I spent some time with the Prophet X last night. Impressions:
- The filters, as expected, are as warm and gooey as you could hope for. Absolutely musical, they just sound "right".
- It is a massively different experience than playing with the filter knob on a Kontakt library, and not just because of the excellent sound of Dave's filters. Instant gratification. Like other DSI synths, it's almost completely knob-per-function and it takes two seconds to get where you're going. I hate to be "that guy", but Dave knows how a zillion little things in the analog circuitry, and not just the filters, all contribute to make a "good" sound - and it sounds good. Really good.
- Options to manipulate the samples are somewhat basic compared to things like the V-synth. You can modulate sample start, end, loop center, etc. but not time stretch by 8,000 % or do full-granular-mayhem. In that department it is not on a level with the Tasty Chips GR-1, Percussa SSP, V-Synth, or plugins like Granite. So PaulStretch in a keyboard it's not.
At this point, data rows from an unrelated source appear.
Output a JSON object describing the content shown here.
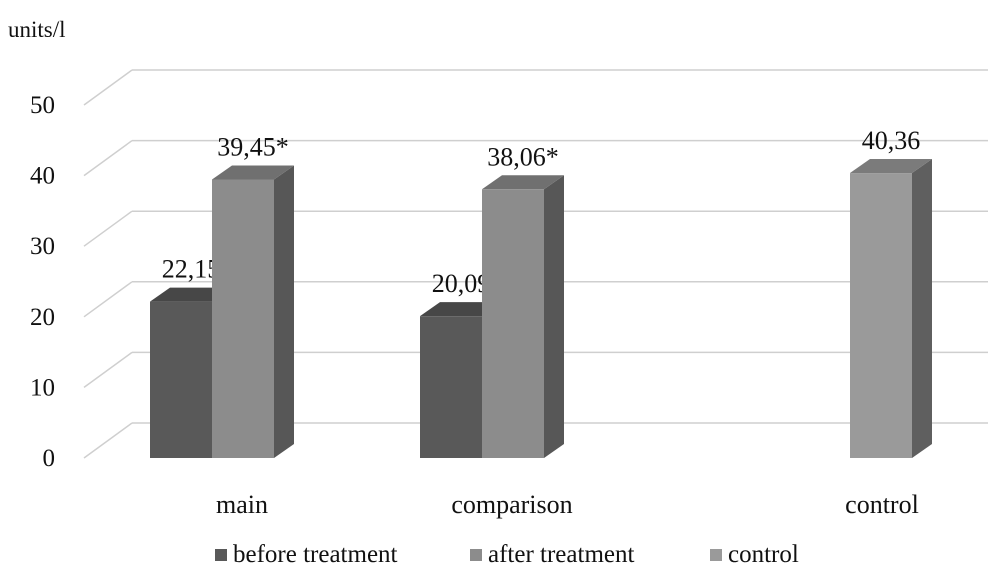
{
  "chart_data": {
    "type": "bar",
    "ylabel": "units/l",
    "ylim": [
      0,
      50
    ],
    "yticks": [
      0,
      10,
      20,
      30,
      40,
      50
    ],
    "grid": true,
    "legend_position": "bottom",
    "categories": [
      "main",
      "comparison",
      "control"
    ],
    "series": [
      {
        "name": "before treatment",
        "color": "#595959",
        "values": [
          22.15,
          20.09,
          null
        ],
        "labels": [
          "22,15",
          "20,09",
          ""
        ]
      },
      {
        "name": "after treatment",
        "color": "#8c8c8c",
        "values": [
          39.45,
          38.06,
          null
        ],
        "labels": [
          "39,45*",
          "38,06*",
          ""
        ]
      },
      {
        "name": "control",
        "color": "#9a9a9a",
        "values": [
          null,
          null,
          40.36
        ],
        "labels": [
          "",
          "",
          "40,36"
        ]
      }
    ]
  }
}
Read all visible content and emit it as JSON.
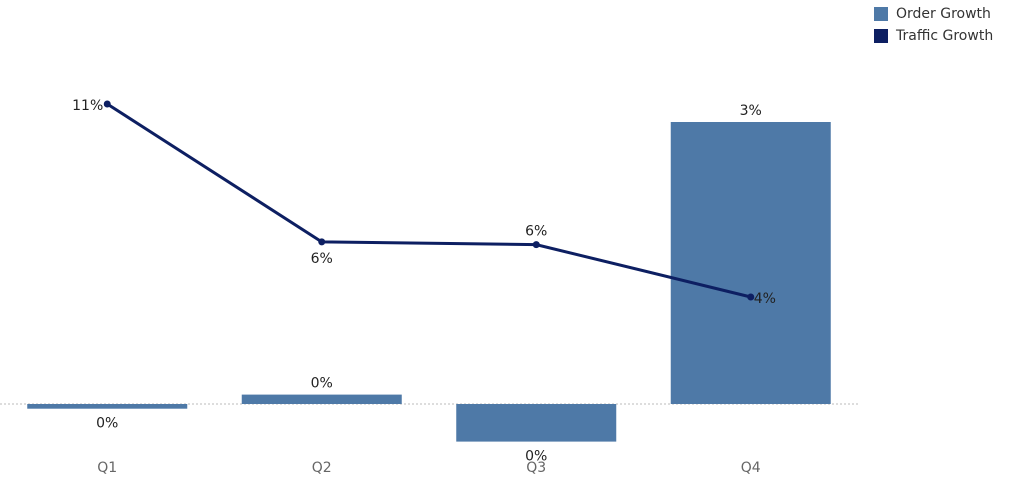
{
  "chart_data": {
    "type": "bar",
    "categories": [
      "Q1",
      "Q2",
      "Q3",
      "Q4"
    ],
    "series": [
      {
        "name": "Order Growth",
        "type": "bar",
        "values": [
          -0.05,
          0.1,
          -0.4,
          3.0
        ],
        "labels": [
          "0%",
          "0%",
          "0%",
          "3%"
        ],
        "color": "#4e79a7"
      },
      {
        "name": "Traffic Growth",
        "type": "line",
        "values": [
          11.0,
          6.0,
          5.9,
          4.0
        ],
        "labels": [
          "11%",
          "6%",
          "6%",
          "4%"
        ],
        "color": "#0d1f62"
      }
    ],
    "zero_line": true,
    "legend_position": "top-right",
    "xlabel": "",
    "ylabel": ""
  }
}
- The well-known DSI "hack" and effects sections are there and sound as expected; filter drive is a subtle tone-shaper rather than a full-on over-blaster. I sort of think of the PX as a Prophet-12 with two of the oscillators replaced with sample players.
- It CAN do FM of a sample from both the digital oscillators and/or another sample. For me this is a big deal and it bests the Quantum in this regard. There's a particular low-brass/cimbasso hybrid sound I've been chasing that can only be done this way - by using a low brass sample as an audio source and FM'ing it from another low brass sample and/or analog osc. PX can do this.
- Supplied sample content runs from excellent sounding versions of rather mundane content like pianos and strings to more out-there stuff from the 8dio collection like Bazantar, bowed metals, etc. Sound quality of the samples themselves and the playback quality both sound top-shelf.
- The upcoming sample-loading utility will reportedly allow for creation of round-robin sets etc., so it's not going to be just a crude and basic utility like the Nord Sample Utility. December is the proposed date for that.
- The only thing I forget to ask about was support for MPE / polyphonic aftertouch / etc. If that stuff is implemented correctly, then this thing with a Roli, Linnstrument, McMillen KB4, or Haken could be ridiculous. Squishy sounds controlled from a squishy keyboard - what's not to love?
At first it might seem a little puzzling at first to see how it's positioned in the market - but only at first. I don't think it's aiming to replace a Nord Stage for "gigging" musicians, but it easily goes a long way in that direction. Ordinary sounds like pianos and strings sound fantastic, many many notches above ROMpler keyboards, but you don't usually need full knob-per-function synth controls when playing the standards - and deep-diving sound sculptors may be frustrated that it's not a time-stretching granular sample destroyer with molecular-level control. BUT. It's one of those weird cases where much of the time you wonder why it's so easy to get a good sound out of the thing when it's so time consuming and frustrating to get to a similar destination in software. So much so that, with software, you wind up at a totally different destination because the process with software is so "front-brain" - while with the PX you just find a source sample, twist a few knobs, and you quickly think, "that's good - let's record that". Very much in the Dave Smith / Sequential tradition of "great sounds don't have to be hard".
Other than the massive sample storage capacity, on paper the features and specs are respectable but not totally revolutionary - but when you play it you think, "I could totally use this. I wish I had this sound yesterday on that cue that was giving me a headache, I'd have been done in ten minutes." It can sound aggressive or smooth, thin and grinding, or low and fat. You could probably replicate the entire score to The Girl On The Train or Prisoners on this thing with a pair of headphones and a multitrack (once the sample loader utility is available, that is!).
It makes music. Good music. Quickly.
After 30 years of choosing between saw and square waves, I'm no longer thrilled by "synths", and really only use the Pro-2 most of the time as the modern feature set bolsters the excitement above my boredom threshold. My Model-D, MS-20, and TTSH 2600 reissues are mostly here for nostalgia purposes, and my V-Synths sit mostly unloved as software tools have eclipsed them for the most part, their filters are "meh", and their best feature is the weird, glassy sound of the Roland "VP" time-stretching (which is still unique).
But the PX is something different. I didn't expect to like it as much as I did. It's worth checking out for sure.